I'm adding testing of the top 10 SBERT multi-lingual models from MTEB, several issues came out:

# top 10 MTEB leaderboard multilingual SBERT embeddings models
models = [
'BAAI/bge-multilingual-gemma2',
'intfloat/multilingual-e5-large-instruct',
'HIT-TMG/KaLM-embedding-multilingual-mini-v1',
'gte-multilingual-base',
'Alibaba-NLP/gte-multilingual-base',
'intfloat/multilingual-e5-base',
'intfloat/multilingual-e5-small'
]
for model_name in models:
    try:
        model = SentenceTransformer (model_name, backend="onnx", 
                                     model_kwargs={
                                         "provider": "CPUExecutionProvider",
                                         # not supported with onnx
                                         #"torch_dtype": torch.float16
                                     },
                                     trust_remote_code=True,
                                     cache_folder='/mnt/datasets/sbert')
        '''
            SentenceTransformer(
  (0): Transformer({'max_seq_length': 512, 'do_lower_case': False}) with Transformer model: ORTModelForFeatureExtraction 
  (1): Pooling({'word_embedding_dimension': 384, 'pooling_mode_cls_token': False, 'pooling_mode_mean_tokens': True, 'pooling_mode_max_tokens': False, 'pooling_mode_mean_sqrt_len_tokens': False, 'pooling_mode_weightedmean_tokens': False, 'pooling_mode_lasttoken': False, 'include_prompt': True})
  (2): Normalize()
        '''
        print(model)
        sentences = ["This is an example sentence", "Each sentence is converted" ]
        embeddings = model.encode (sentences)
        print( embeddings.shape() )
    except Exception as e:
        print(f'error loading {model_name} {str(e)}')

Stacktrace

A new version of the following files was downloaded from https://huggingface.co/Alibaba-NLP/new-impl:

Some weights of the model checkpoint at Alibaba-NLP/gte-multilingual-base were not used when initializing NewModel: ['classifier.bias', 'classifier.weight']

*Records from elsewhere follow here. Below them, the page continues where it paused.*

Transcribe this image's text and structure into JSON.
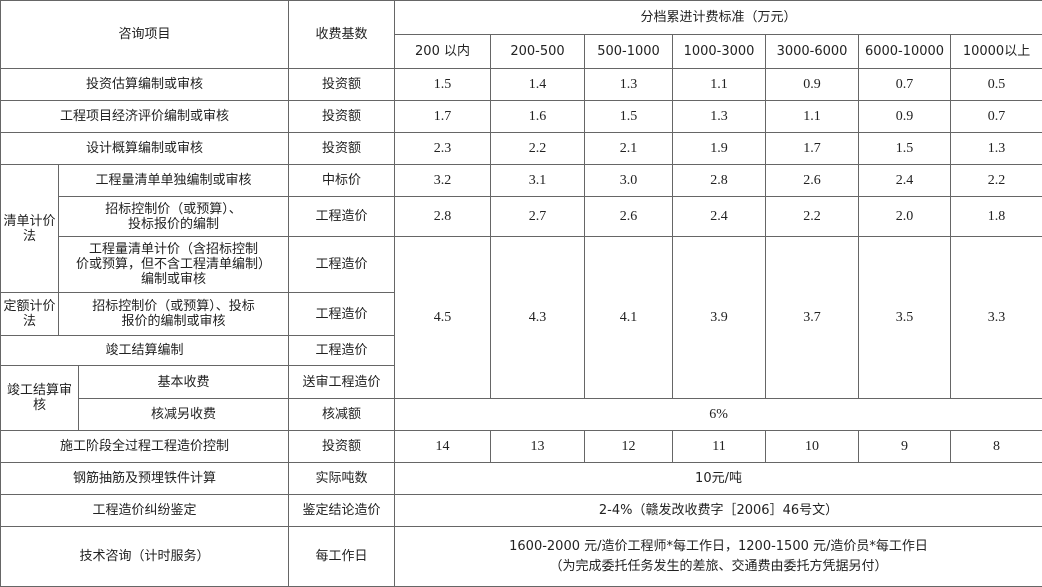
{
  "header": {
    "item": "咨询项目",
    "base": "收费基数",
    "tiers_title": "分档累进计费标准（万元）",
    "tiers": [
      "200 以内",
      "200-500",
      "500-1000",
      "1000-3000",
      "3000-6000",
      "6000-10000",
      "10000以上"
    ]
  },
  "rows": [
    {
      "item": "投资估算编制或审核",
      "base": "投资额",
      "values": [
        "1.5",
        "1.4",
        "1.3",
        "1.1",
        "0.9",
        "0.7",
        "0.5"
      ]
    },
    {
      "item": "工程项目经济评价编制或审核",
      "base": "投资额",
      "values": [
        "1.7",
        "1.6",
        "1.5",
        "1.3",
        "1.1",
        "0.9",
        "0.7"
      ]
    },
    {
      "item": "设计概算编制或审核",
      "base": "投资额",
      "values": [
        "2.3",
        "2.2",
        "2.1",
        "1.9",
        "1.7",
        "1.5",
        "1.3"
      ]
    },
    {
      "group": "清单计价法",
      "item": "工程量清单单独编制或审核",
      "base": "中标价",
      "values": [
        "3.2",
        "3.1",
        "3.0",
        "2.8",
        "2.6",
        "2.4",
        "2.2"
      ]
    },
    {
      "item_line1": "招标控制价（或预算）、",
      "item_line2": "投标报价的编制",
      "base": "工程造价",
      "values": [
        "2.8",
        "2.7",
        "2.6",
        "2.4",
        "2.2",
        "2.0",
        "1.8"
      ]
    },
    {
      "item_line1": "工程量清单计价（含招标控制",
      "item_line2": "价或预算，但不含工程清单编制）",
      "item_line3": "编制或审核",
      "base": "工程造价"
    },
    {
      "group": "定额计价法",
      "item_line1": "招标控制价（或预算）、投标",
      "item_line2": "报价的编制或审核",
      "base": "工程造价"
    },
    {
      "item": "竣工结算编制",
      "base": "工程造价"
    },
    {
      "group": "竣工结算审核",
      "item": "基本收费",
      "base": "送审工程造价"
    },
    {
      "item": "核减另收费",
      "base": "核减额",
      "value": "6%"
    },
    {
      "item": "施工阶段全过程工程造价控制",
      "base": "投资额",
      "values": [
        "14",
        "13",
        "12",
        "11",
        "10",
        "9",
        "8"
      ]
    },
    {
      "item": "钢筋抽筋及预埋铁件计算",
      "base": "实际吨数",
      "value": "10元/吨"
    },
    {
      "item": "工程造价纠纷鉴定",
      "base": "鉴定结论造价",
      "value": "2-4%（赣发改收费字［2006］46号文）"
    },
    {
      "item": "技术咨询（计时服务）",
      "base": "每工作日",
      "value_line1": "1600-2000 元/造价工程师*每工作日，1200-1500 元/造价员*每工作日",
      "value_line2": "（为完成委托任务发生的差旅、交通费由委托方凭据另付）"
    }
  ],
  "merged_values": [
    "4.5",
    "4.3",
    "4.1",
    "3.9",
    "3.7",
    "3.5",
    "3.3"
  ]
}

tomaarsen commented 2 weeks ago

With the latest optimum and the upcoming Sentence Transformers v3.3.0, these should work again:

Some of the others listed in https://github.com/UKPLab/sentence-transformers/issues/2983#issuecomment-2423936925 are "expected" failures I believe, as they're e.g. custom architectures or novel architectures not integrated with optimum. I can't do too much about those.